The IRS guidelines on exemptions are pretty clear-cut for students. If you’re under 24 at the end of the year, you were a full-time student for at least five months of the year and your parents provided more than half your support they’re entitled to claim your exemption. If you’re under 24 and provide most of your own support or older than 24, then congratulations, you can take the exemption for yourself.
2. Pay Attention to Your Withholding
Starting a new job usually entails filling out a mountain of paperwork, including a W-4. The W-4 tells your employer how much taxes to withhold from your pay. Generally, you’ll claim zero withholdings unless you’re newly married or have a child. You can also opt to have additional money taken out beyond your regular exemption limit. Keeping an eye on your pay stubs can tell you how much you’re paying in taxes throughout the year so you can gauge whether you’re withholding too much or not enough.
3. Take Advantage of Tax-Deferred Savings
If your employer offers a tax-advantaged retirement account, such as a 401(k) or 403(b), not contributing is one of the biggest mistakes you can make. Using pretax dollars to fund your account reduces your taxable income and you can build your savings that much faster if your employer offers a matching contribution. You won’t have to pay any taxes on the money until you start making qualified withdrawals and if you end up changing jobs, you can roll it over to another eligible retirement account without a penalty.

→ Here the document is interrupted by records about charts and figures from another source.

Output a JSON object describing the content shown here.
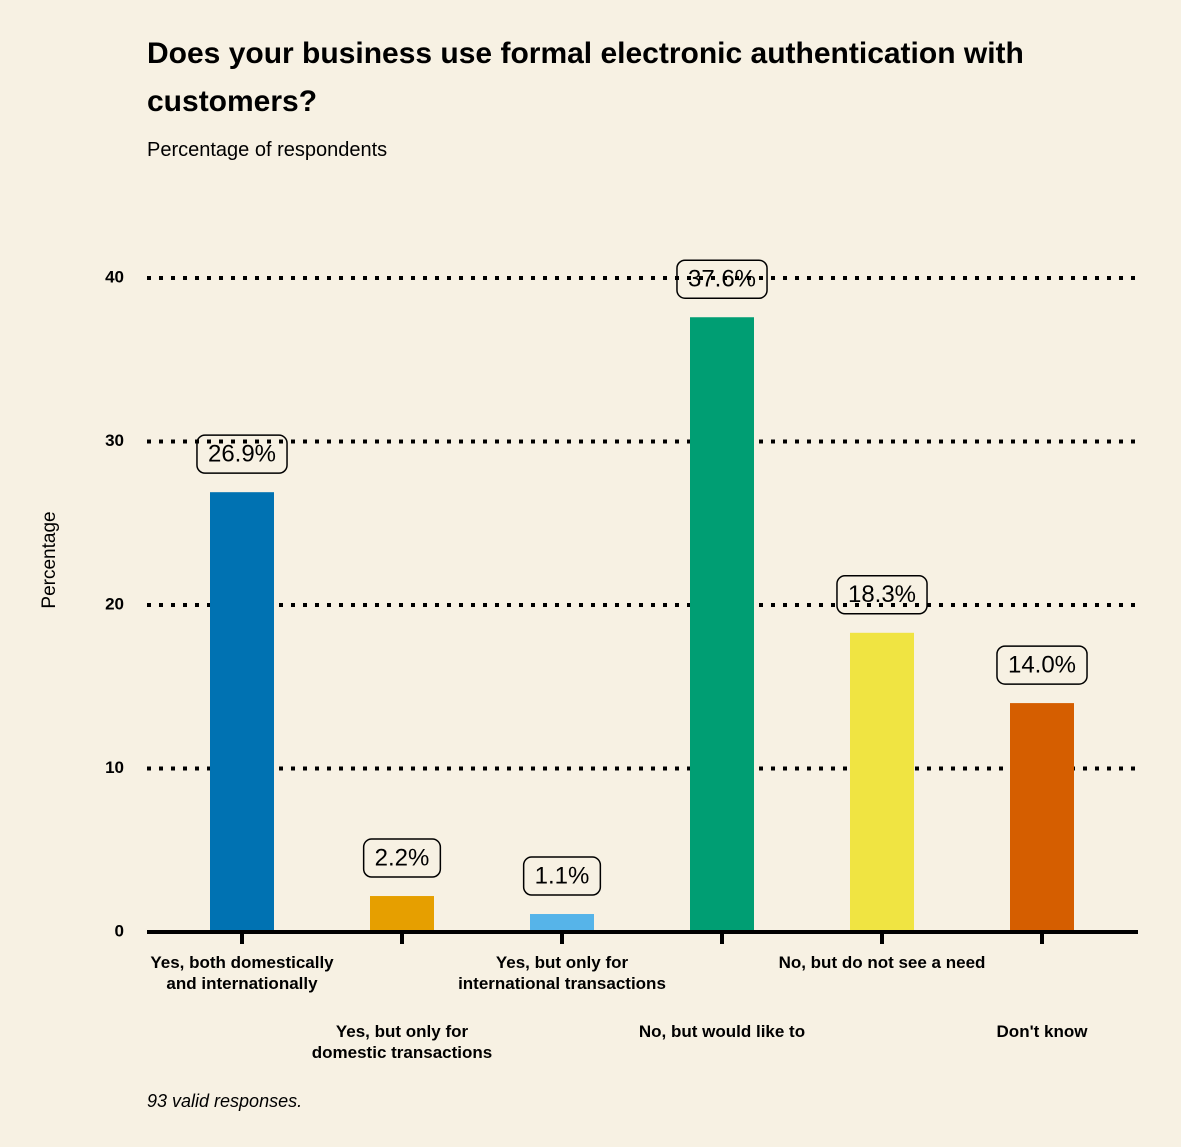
{
  "chart_data": {
    "type": "bar",
    "title": "Does your business use formal electronic authentication with customers?",
    "subtitle": "Percentage of respondents",
    "y_label": "Percentage",
    "footnote": "93 valid responses.",
    "categories": [
      "Yes, both domestically and internationally",
      "Yes, but only for domestic transactions",
      "Yes, but only for international transactions",
      "No, but would like to",
      "No, but do not see a need",
      "Don't know"
    ],
    "values": [
      26.9,
      2.2,
      1.1,
      37.6,
      18.3,
      14.0
    ],
    "value_labels": [
      "26.9%",
      "2.2%",
      "1.1%",
      "37.6%",
      "18.3%",
      "14.0%"
    ],
    "colors": [
      "#0072b2",
      "#e69f00",
      "#56b4e9",
      "#009e73",
      "#f0e442",
      "#d55e00"
    ],
    "ylim": [
      0,
      40
    ],
    "yticks": [
      0,
      10,
      20,
      30,
      40
    ],
    "grid": true
  }
}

4. Keep Track of Deductible Expenses
Deductions directly reduce your taxable income and the more you’re able to claim, the bigger the impact on your bottom line. If you took out student loans to pay for your education, you can deduct the interest you paid for the year, up to $2,500. If you moved to pursue a job opportunity, part of your moving may also be eligible for a write-off. Job search expenses are also deductible if you end up leaving your first job for another position in the same field.

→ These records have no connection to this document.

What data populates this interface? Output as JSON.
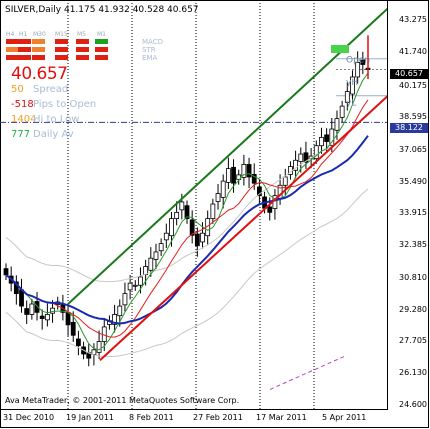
{
  "title": "SILVER,Daily  41.175 41.932 40.528 40.657",
  "panel": {
    "price": "40.657",
    "rows": [
      {
        "value": "50",
        "label": "Spread",
        "color": "#f0a020"
      },
      {
        "value": "-518",
        "label": "Pips to Open",
        "color": "#e01010"
      },
      {
        "value": "1404",
        "label": "Hi to Low",
        "color": "#f0a020"
      },
      {
        "value": "777",
        "label": "Daily Av",
        "color": "#20b040"
      }
    ],
    "timeframes": [
      "H4",
      "H1",
      "M30",
      "M15",
      "M5",
      "M1"
    ],
    "signals": [
      "MACD",
      "STR",
      "EMA"
    ],
    "colors": {
      "up": "#20a020",
      "down": "#e02010",
      "warn": "#f08030"
    }
  },
  "price_axis": [
    "43.275",
    "41.740",
    "40.657",
    "40.175",
    "38.595",
    "38.122",
    "37.065",
    "35.490",
    "33.915",
    "32.385",
    "30.810",
    "29.280",
    "27.705",
    "26.130",
    "24.600"
  ],
  "price_tags": [
    {
      "text": "40.657",
      "color": "#000000"
    },
    {
      "text": "38.122",
      "color": "#2a3a9a"
    }
  ],
  "time_axis": [
    "31 Dec 2010",
    "19 Jan 2011",
    "8 Feb 2011",
    "27 Feb 2011",
    "17 Mar 2011",
    "5 Apr 2011"
  ],
  "annotations": {
    "open": "Open",
    "yh": "yH",
    "yl": "yL"
  },
  "copyright": "Ava MetaTrader, © 2001-2011 MetaQuotes Software Corp.",
  "chart_data": {
    "type": "candlestick",
    "symbol": "SILVER",
    "timeframe": "Daily",
    "ohlc_last": {
      "open": 41.175,
      "high": 41.932,
      "low": 40.528,
      "close": 40.657
    },
    "ylim": [
      24.6,
      43.275
    ],
    "closes": [
      30.8,
      30.4,
      29.9,
      29.3,
      28.9,
      29.4,
      29.0,
      28.7,
      28.9,
      29.2,
      29.5,
      29.0,
      28.4,
      27.9,
      27.4,
      27.0,
      26.8,
      27.2,
      27.6,
      28.3,
      28.6,
      28.9,
      29.3,
      29.9,
      30.4,
      30.3,
      30.7,
      31.2,
      31.6,
      31.9,
      32.3,
      32.8,
      33.5,
      33.8,
      34.3,
      33.5,
      32.7,
      32.2,
      32.8,
      33.5,
      34.2,
      34.7,
      35.3,
      35.9,
      35.2,
      35.6,
      36.1,
      35.5,
      35.2,
      34.6,
      34.0,
      33.8,
      34.6,
      35.1,
      35.5,
      36.0,
      36.3,
      36.6,
      36.2,
      36.5,
      37.0,
      37.4,
      37.2,
      37.8,
      38.3,
      38.9,
      39.6,
      40.3,
      41.0,
      40.9,
      40.657
    ]
  }
}
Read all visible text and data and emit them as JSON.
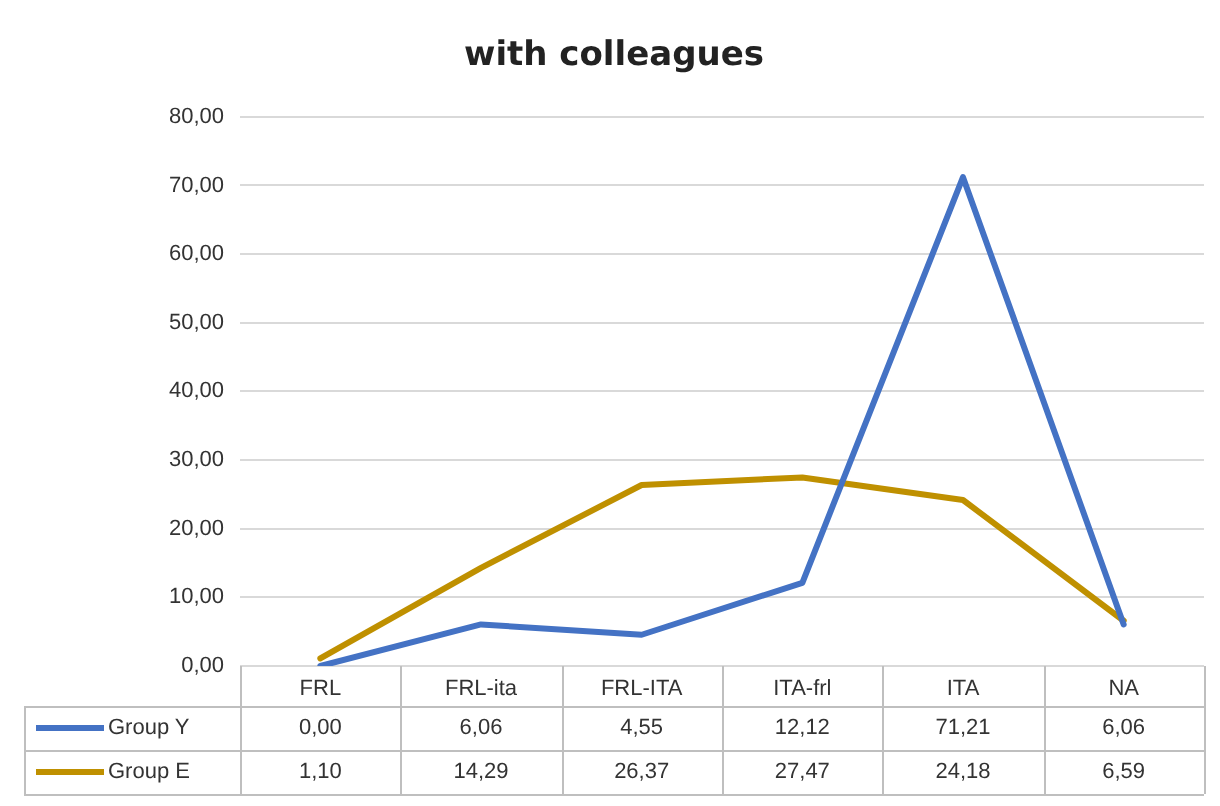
{
  "chart_data": {
    "type": "line",
    "title": "with colleagues",
    "categories": [
      "FRL",
      "FRL-ita",
      "FRL-ITA",
      "ITA-frl",
      "ITA",
      "NA"
    ],
    "series": [
      {
        "name": "Group Y",
        "color": "#4472c4",
        "values": [
          0.0,
          6.06,
          4.55,
          12.12,
          71.21,
          6.06
        ],
        "value_labels": [
          "0,00",
          "6,06",
          "4,55",
          "12,12",
          "71,21",
          "6,06"
        ]
      },
      {
        "name": "Group E",
        "color": "#bf9000",
        "values": [
          1.1,
          14.29,
          26.37,
          27.47,
          24.18,
          6.59
        ],
        "value_labels": [
          "1,10",
          "14,29",
          "26,37",
          "27,47",
          "24,18",
          "6,59"
        ]
      }
    ],
    "ylim": [
      0,
      80
    ],
    "yticks": [
      {
        "value": 0,
        "label": "0,00"
      },
      {
        "value": 10,
        "label": "10,00"
      },
      {
        "value": 20,
        "label": "20,00"
      },
      {
        "value": 30,
        "label": "30,00"
      },
      {
        "value": 40,
        "label": "40,00"
      },
      {
        "value": 50,
        "label": "50,00"
      },
      {
        "value": 60,
        "label": "60,00"
      },
      {
        "value": 70,
        "label": "70,00"
      },
      {
        "value": 80,
        "label": "80,00"
      }
    ],
    "grid": "y",
    "legend": "bottom",
    "marker": "none",
    "line_style": "solid"
  }
}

Mortgage interest is deductible if you bought a home and you may be able to score a tax break if you contributed to a traditional IRA. If you’re planning to test your entrepreneurial skills, you’ll want to keep records of all your business expenses since these are usually eligible for a deduction. Just remember that you’re required to itemize in order to write off certain expenses so you may be better off claiming the standard deduction.

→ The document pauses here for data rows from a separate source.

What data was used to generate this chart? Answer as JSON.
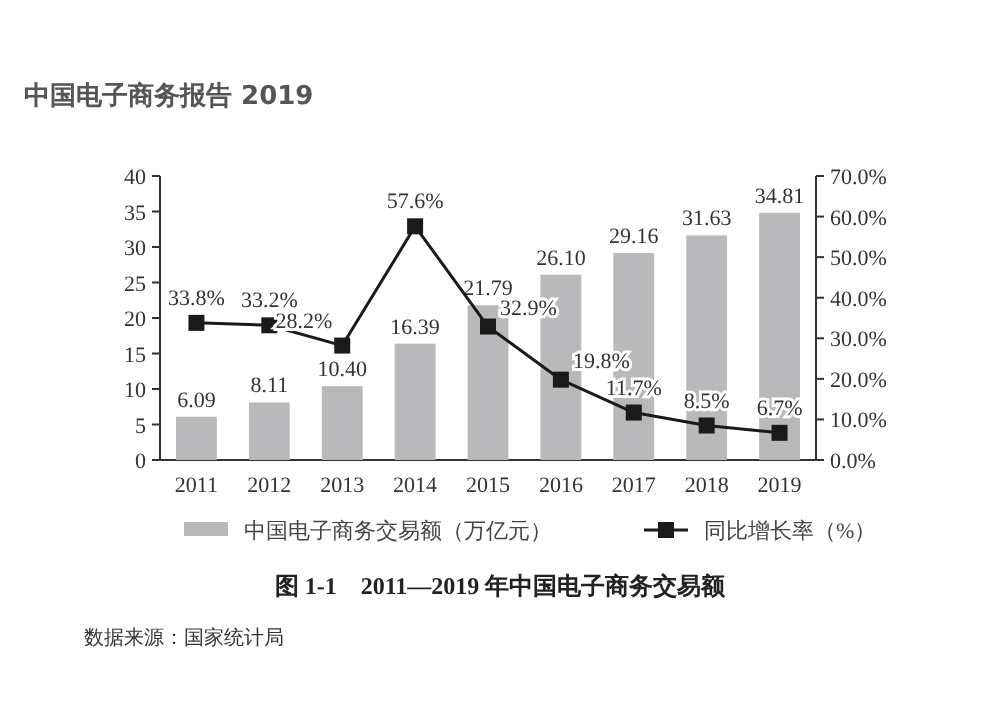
{
  "chart_data": {
    "type": "bar",
    "title": "图 1-1　2011—2019 年中国电子商务交易额",
    "subtitle": "中国电子商务报告 2019",
    "categories": [
      "2011",
      "2012",
      "2013",
      "2014",
      "2015",
      "2016",
      "2017",
      "2018",
      "2019"
    ],
    "series": [
      {
        "name": "中国电子商务交易额（万亿元）",
        "color": "#b9b9bb",
        "values": [
          6.09,
          8.11,
          10.4,
          16.39,
          21.79,
          26.1,
          29.16,
          31.63,
          34.81
        ],
        "value_labels": [
          "6.09",
          "8.11",
          "10.40",
          "16.39",
          "21.79",
          "26.10",
          "29.16",
          "31.63",
          "34.81"
        ]
      },
      {
        "name": "同比增长率（%）",
        "type": "line",
        "axis": "y2",
        "color": "#1a1a1a",
        "marker": "square",
        "values": [
          33.8,
          33.2,
          28.2,
          57.6,
          32.9,
          19.8,
          11.7,
          8.5,
          6.7
        ],
        "value_labels": [
          "33.8%",
          "33.2%",
          "28.2%",
          "57.6%",
          "32.9%",
          "19.8%",
          "11.7%",
          "8.5%",
          "6.7%"
        ]
      }
    ],
    "ylim": [
      0,
      40
    ],
    "yticks": [
      0,
      5,
      10,
      15,
      20,
      25,
      30,
      35,
      40
    ],
    "y2lim": [
      0,
      70
    ],
    "y2ticks": [
      {
        "value": 0,
        "label": "0.0%"
      },
      {
        "value": 10,
        "label": "10.0%"
      },
      {
        "value": 20,
        "label": "20.0%"
      },
      {
        "value": 30,
        "label": "30.0%"
      },
      {
        "value": 40,
        "label": "40.0%"
      },
      {
        "value": 50,
        "label": "50.0%"
      },
      {
        "value": 60,
        "label": "60.0%"
      },
      {
        "value": 70,
        "label": "70.0%"
      }
    ],
    "legend": "bottom",
    "grid": false,
    "annotations": [
      "数据来源：国家统计局"
    ]
  }
}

5. Get the Credit You Deserve
Tax credits work a little differently than deductions. Instead of lowering your income they offset your actual tax liability. If you paid for some or all of your college costs during the year, you may be eligible to claim the American Opportunity Credit. For 2014, the credit is good for up to $2,500 towards qualified education expenses such as tuition, books, and fees. Keep in mind that you can’t claim the credit if your parents still count you as a dependent for tax purposes or if your modified adjusted gross income for the year exceeds $90,000.
Setting out on your own after college is exciting but it can quickly become overwhelming if you’re struggling to get a handle on your finances. Using our guide as a starting point, you can develop a smart tax planning strategy so you’re not caught off-guard when it’s time to file.